I can't see the trouble and expense of lining it just to shoot blanks.
Kap - WELCOME to the board!

You've said a mouthfull in your first post! If you can, put up some pictures of what you shoot - we'd love to see them.

Let me make a few comments from my experiences.

Proof testing is not a bad idea, and there are a number of ways doing it.

Checking metal thickness at breach and form of the end of the bore are fundamentally sound common sense things to do! The spherical end removes a sharp inside corner (stress riser) making the piece stronger. Hadn't heard any thing about sparks, but it sure doesn't hurt to be wary.

When it comes to lining & shooting blanks, there I have a much different opinion. Read the 'stickys' at the top of the forum. I have seen from 15' away an unlined bronze signal cannon (designed for salutes) explode. 1" bore about 18" long, professionally made. When you light the fuse you would really like to KNOW that it's a cannon and not a bomb.

Now that's done, we really do WELCOME you here! Toss ideas out & you will get several perspectives.

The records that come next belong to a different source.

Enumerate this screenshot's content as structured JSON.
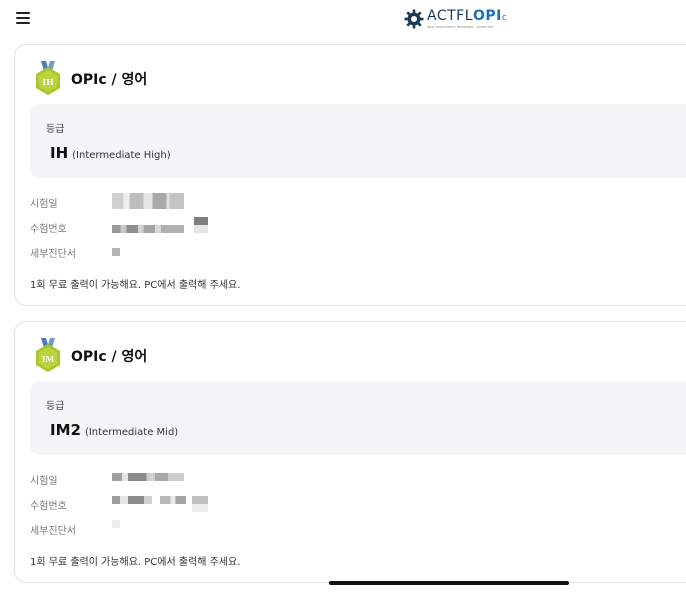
{
  "header": {
    "menu_icon": "hamburger-menu-icon",
    "logo": {
      "prefix": "ACTFL",
      "bold": "OPI",
      "suffix": "c",
      "tagline": "ORAL PROFICIENCY INTERVIEW - COMPUTER"
    }
  },
  "cards": [
    {
      "medal_icon": "medal-badge-icon",
      "medal_text": "IH",
      "title": "OPIc / 영어",
      "grade_label": "등급",
      "grade_code": "IH",
      "grade_desc": "(Intermediate High)",
      "fields": [
        {
          "label": "시험일"
        },
        {
          "label": "수험번호"
        },
        {
          "label": "세부진단서"
        }
      ],
      "note": "1회 무료 출력이 가능해요. PC에서 출력해 주세요."
    },
    {
      "medal_icon": "medal-badge-icon",
      "medal_text": "IM",
      "title": "OPIc / 영어",
      "grade_label": "등급",
      "grade_code": "IM2",
      "grade_desc": "(Intermediate Mid)",
      "fields": [
        {
          "label": "시험일"
        },
        {
          "label": "수험번호"
        },
        {
          "label": "세부진단서"
        }
      ],
      "note": "1회 무료 출력이 가능해요. PC에서 출력해 주세요."
    }
  ],
  "colors": {
    "medal": "#a6c42c",
    "ribbon": "#4a7fb5",
    "logo_blue": "#1b6fb8",
    "grade_bg": "#f4f5f7"
  }
}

Keep it safe, legal, polite and fun!

· Registered
7,627 Posts
Calamity Jane said:
Sorry to butt in but "proof testing" has not been standard practice in engineering since about 1880-something.

The only "proof testing" that is allowed (in engineering) is testing one sample to destruction.

It was found that "proof testing" could (and often DID) cause material over-stress that left the item weaker than it was originally and led to eventual failure.

Please do not think "proof testing" has anything to do with safety - proof testing is a design or process verification and the item so tested should NEVER be used "in regular service"

WELL PUT, Very well explained.

Thanks for posting this explanation from a design perspective.